Preventing access for user objects

[Guest]

Here is my situation: Our developers in Human Resources have developed code to authenticate users logging onto their HR web site against Active Directory. They have asked that we create user accounts for everyone in the company, even though they do NOT need other network access and are not intended to access the network, so they can access web pages and be authenticated against Active Directory. This way they do not need to maintain their own user database. These users are all located in one OU. I am looking to allow these users to authenticate against AD, but not logon locally to any machine, access network shares, etc. I've tried restriced Logon To.. to <no computer> and to the servers hosting the web application their are logging into. Both prevent logon AND access to the web application

As far as GPOs go, the best solution I can think of is to create a group called, HRUsersOnly (or something) in the Computer Configuration area and apply to all computers on the network (except maybe the Domain Controllers).
ENABLE - Deny access this computer from the networ
ENABLE - Deny logon as a servic
ENABLE - Deny logon locall

Any other ideas or feedback on this idea? Also, account administrators are getting into this OU and modifying group memberships, adding email addresses, etc. I've got to tighten security on these users. Please help

Thanks
Jeff

 

[Tomasz Onyszko]

Here is my situation: Our developers in Human Resources have developed code to authenticate users logging onto their HR web site against Active Directory. They have asked that we create user accounts for everyone in the company, even though they do NOT need other network access and are not intended to access the network, so they can access web pages and be authenticated against Active Directory. This way they do not need to maintain their own user database. These users are all located in one OU. I am looking to allow these users to authenticate against AD, but not logon locally to any machine, access network shares, etc. I've tried restriced Logon To.. to <no computer> and to the servers hosting the web application their are logging into. Both prevent logon AND access to the web application.

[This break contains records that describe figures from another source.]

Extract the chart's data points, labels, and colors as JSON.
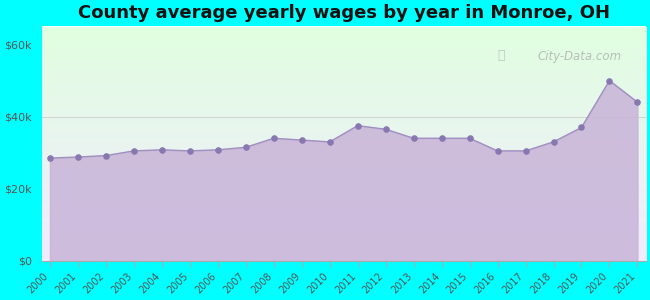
{
  "title": "County average yearly wages by year in Monroe, OH",
  "years": [
    2000,
    2001,
    2002,
    2003,
    2004,
    2005,
    2006,
    2007,
    2008,
    2009,
    2010,
    2011,
    2012,
    2013,
    2014,
    2015,
    2016,
    2017,
    2018,
    2019,
    2020,
    2021
  ],
  "wages": [
    28500,
    28800,
    29200,
    30500,
    30800,
    30500,
    30800,
    31500,
    34000,
    33500,
    33000,
    37500,
    36500,
    34000,
    34000,
    34000,
    30500,
    30500,
    33000,
    37000,
    50000,
    44000
  ],
  "fill_color": "#c8b4d8",
  "line_color": "#a090c0",
  "marker_color": "#8878b0",
  "bg_color_outer": "#00ffff",
  "title_fontsize": 13,
  "ylabel_ticks": [
    "$0",
    "$20k",
    "$40k",
    "$60k"
  ],
  "ytick_values": [
    0,
    20000,
    40000,
    60000
  ],
  "ylim": [
    0,
    65000
  ],
  "watermark": "City-Data.com"
}
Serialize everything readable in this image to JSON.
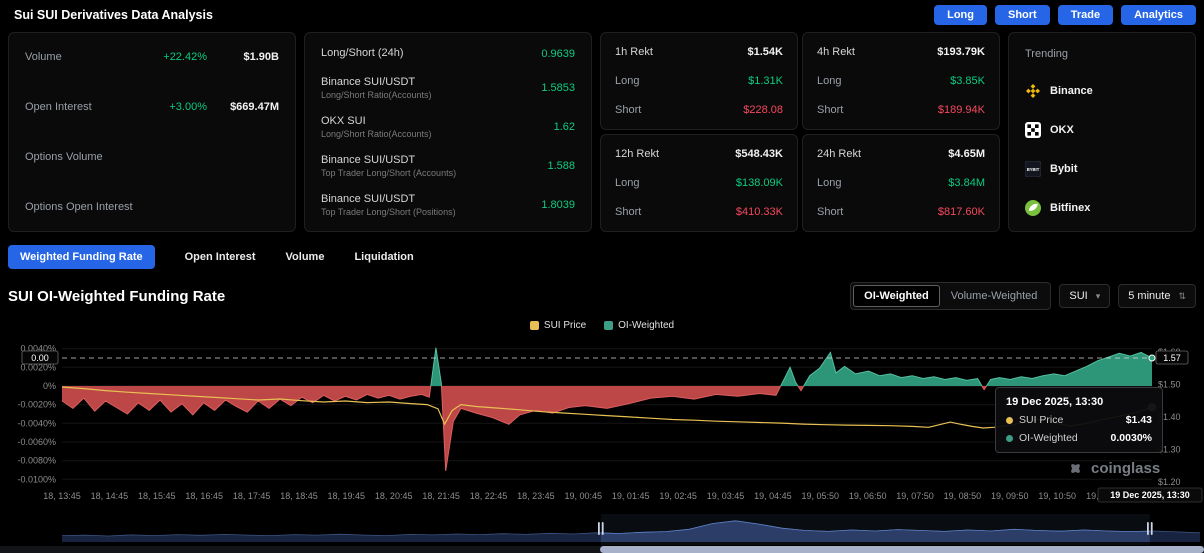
{
  "header": {
    "title": "Sui SUI Derivatives Data Analysis",
    "actions": [
      {
        "label": "Long"
      },
      {
        "label": "Short"
      },
      {
        "label": "Trade"
      },
      {
        "label": "Analytics"
      }
    ]
  },
  "stats_card": {
    "rows": [
      {
        "label": "Volume",
        "change": "+22.42%",
        "value": "$1.90B"
      },
      {
        "label": "Open Interest",
        "change": "+3.00%",
        "value": "$669.47M"
      },
      {
        "label": "Options Volume",
        "change": "",
        "value": ""
      },
      {
        "label": "Options Open Interest",
        "change": "",
        "value": ""
      }
    ]
  },
  "ratio_card": {
    "rows": [
      {
        "label": "Long/Short (24h)",
        "sub": "",
        "value": "0.9639"
      },
      {
        "label": "Binance SUI/USDT",
        "sub": "Long/Short Ratio(Accounts)",
        "value": "1.5853"
      },
      {
        "label": "OKX SUI",
        "sub": "Long/Short Ratio(Accounts)",
        "value": "1.62"
      },
      {
        "label": "Binance SUI/USDT",
        "sub": "Top Trader Long/Short (Accounts)",
        "value": "1.588"
      },
      {
        "label": "Binance SUI/USDT",
        "sub": "Top Trader Long/Short (Positions)",
        "value": "1.8039"
      }
    ]
  },
  "rekt_labels": {
    "long": "Long",
    "short": "Short"
  },
  "rekt_cards": [
    {
      "title": "1h Rekt",
      "total": "$1.54K",
      "long": "$1.31K",
      "short": "$228.08"
    },
    {
      "title": "4h Rekt",
      "total": "$193.79K",
      "long": "$3.85K",
      "short": "$189.94K"
    },
    {
      "title": "12h Rekt",
      "total": "$548.43K",
      "long": "$138.09K",
      "short": "$410.33K"
    },
    {
      "title": "24h Rekt",
      "total": "$4.65M",
      "long": "$3.84M",
      "short": "$817.60K"
    }
  ],
  "trending": {
    "title": "Trending",
    "items": [
      {
        "name": "Binance",
        "icon": "binance-icon"
      },
      {
        "name": "OKX",
        "icon": "okx-icon"
      },
      {
        "name": "Bybit",
        "icon": "bybit-icon"
      },
      {
        "name": "Bitfinex",
        "icon": "bitfinex-icon"
      }
    ]
  },
  "tabs": [
    {
      "label": "Weighted Funding Rate",
      "active": true
    },
    {
      "label": "Open Interest",
      "active": false
    },
    {
      "label": "Volume",
      "active": false
    },
    {
      "label": "Liquidation",
      "active": false
    }
  ],
  "chart_header": {
    "title": "SUI OI-Weighted Funding Rate",
    "toggle": [
      {
        "label": "OI-Weighted",
        "active": true
      },
      {
        "label": "Volume-Weighted",
        "active": false
      }
    ],
    "symbol_select": "SUI",
    "interval_select": "5 minute"
  },
  "tooltip": {
    "date": "19 Dec 2025, 13:30",
    "rows": [
      {
        "label": "SUI Price",
        "value": "$1.43",
        "color": "#e9c054"
      },
      {
        "label": "OI-Weighted",
        "value": "0.0030%",
        "color": "#3c9e86"
      }
    ]
  },
  "watermark": "coinglass",
  "chart_data": {
    "type": "area",
    "title": "SUI OI-Weighted Funding Rate",
    "legend": [
      {
        "name": "SUI Price",
        "color": "#e9c054"
      },
      {
        "name": "OI-Weighted",
        "color": "#3c9e86"
      }
    ],
    "left_axis": {
      "label": "funding rate %",
      "domain": [
        0.0045,
        -0.0105
      ],
      "ticks": [
        {
          "v": 0.004,
          "label": "0.0040%"
        },
        {
          "v": 0.002,
          "label": "0.0020%"
        },
        {
          "v": 0,
          "label": "0%"
        },
        {
          "v": -0.002,
          "label": "-0.0020%"
        },
        {
          "v": -0.004,
          "label": "-0.0040%"
        },
        {
          "v": -0.006,
          "label": "-0.0060%"
        },
        {
          "v": -0.008,
          "label": "-0.0080%"
        },
        {
          "v": -0.01,
          "label": "-0.0100%"
        }
      ]
    },
    "right_axis": {
      "label": "SUI price $",
      "domain": [
        1.624,
        1.194
      ],
      "ticks": [
        {
          "v": 1.6,
          "label": "$1.60"
        },
        {
          "v": 1.5,
          "label": "$1.50"
        },
        {
          "v": 1.4,
          "label": "$1.40"
        },
        {
          "v": 1.3,
          "label": "$1.30"
        },
        {
          "v": 1.2,
          "label": "$1.20"
        }
      ]
    },
    "marker": {
      "value": 0.003,
      "left_label": "0.00",
      "right_label": "1.57"
    },
    "x_labels": [
      "18, 13:45",
      "18, 14:45",
      "18, 15:45",
      "18, 16:45",
      "18, 17:45",
      "18, 18:45",
      "18, 19:45",
      "18, 20:45",
      "18, 21:45",
      "18, 22:45",
      "18, 23:45",
      "19, 00:45",
      "19, 01:45",
      "19, 02:45",
      "19, 03:45",
      "19, 04:45",
      "19, 05:50",
      "19, 06:50",
      "19, 07:50",
      "19, 08:50",
      "19, 09:50",
      "19, 10:50",
      "19, 11:50",
      "19 Dec 2025, 13:30"
    ],
    "series": [
      {
        "name": "OI-Weighted",
        "type": "area",
        "axis": "left",
        "pos_color": "#2f9e7e",
        "neg_color": "#c74a4a",
        "pos_line": "#54c0a0",
        "neg_line": "#dd5f5f",
        "points": [
          [
            0,
            -0.0016
          ],
          [
            1,
            -0.0024
          ],
          [
            2,
            -0.0013
          ],
          [
            3,
            -0.0027
          ],
          [
            4,
            -0.0016
          ],
          [
            5,
            -0.0023
          ],
          [
            6,
            -0.003
          ],
          [
            7,
            -0.0018
          ],
          [
            8,
            -0.0026
          ],
          [
            9,
            -0.0015
          ],
          [
            10,
            -0.0028
          ],
          [
            11,
            -0.0019
          ],
          [
            12,
            -0.0031
          ],
          [
            13,
            -0.0018
          ],
          [
            14,
            -0.0026
          ],
          [
            15,
            -0.0015
          ],
          [
            16,
            -0.0022
          ],
          [
            17,
            -0.0028
          ],
          [
            18,
            -0.0016
          ],
          [
            19,
            -0.0024
          ],
          [
            20,
            -0.0014
          ],
          [
            21,
            -0.0021
          ],
          [
            22,
            -0.0012
          ],
          [
            23,
            -0.0018
          ],
          [
            24,
            -0.001
          ],
          [
            25,
            -0.0016
          ],
          [
            26,
            -0.0011
          ],
          [
            27,
            -0.0015
          ],
          [
            28,
            -0.0009
          ],
          [
            29,
            -0.0013
          ],
          [
            30,
            -0.001
          ],
          [
            31,
            -0.0014
          ],
          [
            32,
            -0.0011
          ],
          [
            33,
            -0.0009
          ],
          [
            33.7,
            -0.0012
          ],
          [
            34.3,
            0.0041
          ],
          [
            34.8,
            0.0003
          ],
          [
            35.2,
            -0.0091
          ],
          [
            35.9,
            -0.0038
          ],
          [
            36.6,
            -0.0024
          ],
          [
            38,
            -0.0029
          ],
          [
            39.5,
            -0.0034
          ],
          [
            41,
            -0.0041
          ],
          [
            42,
            -0.0031
          ],
          [
            43.5,
            -0.0026
          ],
          [
            45,
            -0.0029
          ],
          [
            46.5,
            -0.0023
          ],
          [
            48,
            -0.0021
          ],
          [
            50,
            -0.0024
          ],
          [
            52,
            -0.0019
          ],
          [
            54,
            -0.0013
          ],
          [
            56,
            -0.0011
          ],
          [
            58,
            -0.0014
          ],
          [
            60,
            -0.0009
          ],
          [
            62,
            -0.0011
          ],
          [
            64,
            -0.0008
          ],
          [
            65.5,
            -0.001
          ],
          [
            66.8,
            0.002
          ],
          [
            67.3,
            0.0004
          ],
          [
            67.8,
            -0.0005
          ],
          [
            68.6,
            0.0011
          ],
          [
            69.5,
            0.0019
          ],
          [
            70.5,
            0.0036
          ],
          [
            71,
            0.0014
          ],
          [
            71.8,
            0.0021
          ],
          [
            72.8,
            0.0013
          ],
          [
            74,
            0.0016
          ],
          [
            75,
            0.0011
          ],
          [
            76,
            0.0013
          ],
          [
            77,
            0.0009
          ],
          [
            78,
            0.0011
          ],
          [
            79,
            0.0008
          ],
          [
            80,
            0.001
          ],
          [
            81,
            0.0007
          ],
          [
            82,
            0.0009
          ],
          [
            83,
            0.0006
          ],
          [
            84,
            0.0008
          ],
          [
            84.6,
            -0.0004
          ],
          [
            85.2,
            0.0007
          ],
          [
            86,
            0.0009
          ],
          [
            87,
            0.0007
          ],
          [
            88,
            0.001
          ],
          [
            89,
            0.0008
          ],
          [
            90,
            0.0011
          ],
          [
            91,
            0.0013
          ],
          [
            92,
            0.0011
          ],
          [
            93,
            0.0016
          ],
          [
            94,
            0.0021
          ],
          [
            95,
            0.0027
          ],
          [
            96,
            0.0031
          ],
          [
            97,
            0.0035
          ],
          [
            98,
            0.0032
          ],
          [
            99,
            0.0036
          ],
          [
            100,
            0.003
          ]
        ]
      },
      {
        "name": "SUI Price",
        "type": "line",
        "axis": "right",
        "color": "#e9c054",
        "points": [
          [
            0,
            1.492
          ],
          [
            2,
            1.487
          ],
          [
            4,
            1.481
          ],
          [
            6,
            1.476
          ],
          [
            8,
            1.472
          ],
          [
            10,
            1.468
          ],
          [
            12,
            1.464
          ],
          [
            14,
            1.46
          ],
          [
            16,
            1.456
          ],
          [
            18,
            1.452
          ],
          [
            20,
            1.455
          ],
          [
            22,
            1.45
          ],
          [
            24,
            1.446
          ],
          [
            26,
            1.449
          ],
          [
            28,
            1.444
          ],
          [
            30,
            1.446
          ],
          [
            32,
            1.441
          ],
          [
            33.5,
            1.438
          ],
          [
            34.5,
            1.425
          ],
          [
            35.1,
            1.378
          ],
          [
            35.8,
            1.42
          ],
          [
            36.6,
            1.438
          ],
          [
            38,
            1.432
          ],
          [
            40,
            1.427
          ],
          [
            42,
            1.422
          ],
          [
            44,
            1.416
          ],
          [
            46,
            1.412
          ],
          [
            48,
            1.408
          ],
          [
            50,
            1.404
          ],
          [
            52,
            1.4
          ],
          [
            54,
            1.396
          ],
          [
            56,
            1.392
          ],
          [
            58,
            1.39
          ],
          [
            60,
            1.387
          ],
          [
            62,
            1.385
          ],
          [
            64,
            1.383
          ],
          [
            66,
            1.381
          ],
          [
            68,
            1.378
          ],
          [
            70,
            1.376
          ],
          [
            72,
            1.375
          ],
          [
            74,
            1.374
          ],
          [
            76,
            1.373
          ],
          [
            78,
            1.371
          ],
          [
            79.5,
            1.368
          ],
          [
            80.5,
            1.376
          ],
          [
            81.5,
            1.384
          ],
          [
            82.5,
            1.377
          ],
          [
            83.5,
            1.371
          ],
          [
            84.5,
            1.366
          ],
          [
            85.5,
            1.368
          ],
          [
            86.5,
            1.372
          ],
          [
            87.5,
            1.378
          ],
          [
            88.5,
            1.385
          ],
          [
            89.5,
            1.392
          ],
          [
            90.5,
            1.388
          ],
          [
            91.5,
            1.379
          ],
          [
            92.5,
            1.372
          ],
          [
            93.5,
            1.377
          ],
          [
            94.5,
            1.384
          ],
          [
            95.5,
            1.392
          ],
          [
            96.5,
            1.399
          ],
          [
            97.5,
            1.406
          ],
          [
            98.5,
            1.413
          ],
          [
            99.5,
            1.424
          ],
          [
            100,
            1.43
          ]
        ]
      }
    ],
    "navigator": {
      "values": [
        0.28,
        0.3,
        0.26,
        0.31,
        0.28,
        0.32,
        0.29,
        0.33,
        0.3,
        0.28,
        0.32,
        0.3,
        0.34,
        0.3,
        0.28,
        0.33,
        0.31,
        0.35,
        0.32,
        0.36,
        0.33,
        0.38,
        0.35,
        0.4,
        0.37,
        0.42,
        0.45,
        0.55,
        0.8,
        0.92,
        0.78,
        0.6,
        0.5,
        0.46,
        0.52,
        0.48,
        0.54,
        0.5,
        0.46,
        0.52,
        0.48,
        0.55,
        0.5,
        0.47,
        0.52,
        0.48,
        0.45,
        0.48,
        0.44,
        0.4
      ],
      "selection": [
        49.9,
        95.5
      ],
      "scrollbar": [
        49.8,
        100
      ]
    }
  }
}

As far as GPOs go, the best solution I can think of is to create a group called, HRUsersOnly (or something) in the Computer Configuration area and apply to all computers on the network (except maybe the Domain Controllers).
ENABLE - Deny access this computer from the network
ENABLE - Deny logon as a service
ENABLE - Deny logon locally

Any other ideas or feedback on this idea? Also, account administrators are getting into this OU and modifying group memberships, adding email addresses, etc. I've got to tighten security on these users. Please help!

OK, maybe some other way to maintein accounts database - for such
solutions the ADAM is the best thing You can use. Creating users objects
only for authenticationg users on the web is in my opinion not a good
thing - a user is security principal - so If he or she don't use any
other resources why give to them a proper user account.